Cet intérêt pour l’astrologie pourrait s’expliquer par une quête d’absolu qui exorcise l’anxiété de l’époque.
Le label de beauté Aveda a également pris conscience de la puissance de la tourmaline et décline une gamme complète de soins: crèmes hydratantes, produits capillaires et sérums portent la mention ‘tourmaline charged’. Et pour ceux qui désirent se plonger dans les secrets des cristaux de guérison, il y a la gourou britannique Lucy Knowles, qui a notamment écrit le livre ‘The Power of Crystal Healing’ et encouragé Victoria Beckham à porter des cristaux de guérison.
Cet intérêt de la jeune génération pour l’astrologie pourrait s’expliquer par une quête d’absolu qui exorcise l’anxiété de l’époque. En cas de crise d’angoisse, tout soutien est le bienvenu, même sous la forme d’une pierre.
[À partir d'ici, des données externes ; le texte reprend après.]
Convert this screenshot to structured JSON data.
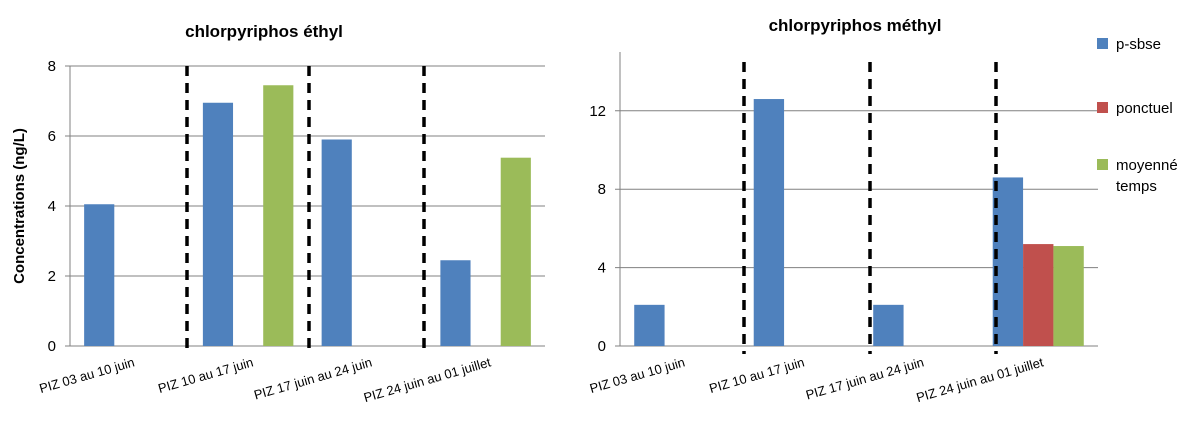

Plusieurs analystes attribuent également le nouveau ‘new age’ à la surabondance de ‘fake news’. Lorsque nous ne savons plus ce qu’est la réalité, nous créons notre propre version de la réalité.
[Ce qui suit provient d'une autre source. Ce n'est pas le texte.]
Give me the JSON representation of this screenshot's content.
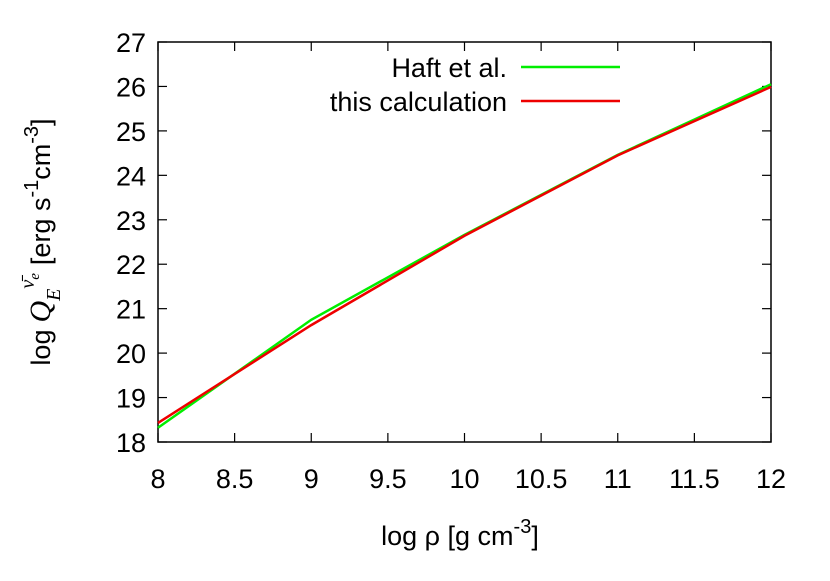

C’est également ce que prédisait il y a deux ans Hilde Francq, de l’agence de tendances Francq Colors, pour l’été 2019: "Aujourd’hui, nous sommes inondés de chiffres et de données qui sont utilisés à bon comme à mauvais escient pour étayer les affirmations les plus diverses. Certaines personnes raccrochent, abandonnent le monde quantifié et cherchent leur salut dans le monde spirituel."
Cartes de tarot
Par souci d’honnêteté, il faut cependant reconnaître que l’histoire d’amour entre lifestyle et spiritualité n’a rien de nouveau. En 1938, Elsa Schiaparelli présentait ‘Astrologique’, une collection couture inspirée par le système solaire et la Voie lactée. Coco Chanel, sa contemporaine (et rivale), était quelqu’un de très superstitieux. Elle faisait de la numérologie et vivait entourée de cristaux et de statuettes de lions -née un 19 août, elle était du signe du Lion. D’où les têtes de lions qui apparaissent toujours dans les collections de bijoux de Chanel, en guise de talismans.
À propos de talismans, Christian Dior gardait dans les poches de son manteau un porte-clés avec une étoile et un cœur, deux porte-bonheur. Et on raconte que le très superstitieux couturier se faisait tirer les tarots avant chacun de ses défilés.
Dans le sillage de ce come-back fashion de l’astrologie, Maria Grazia Chiuri, directrice artistique de Dior, a dessiné une collection croisière entièrement placée sous le signe de la superstition, avec des robes, des pantalons et des vestes ornés d’imprimés sur le thème du tarot. Pour souligner le trait, il y a même eu des boutiques éphémères déclinant l’iconographie du tarot. "Parce que les ventes de cartes de tarot ont augmenté de 30% l’an dernier", déclarait-elle au magazine américain Harper’s Bazaar. C’était donc écrit dans les étoiles.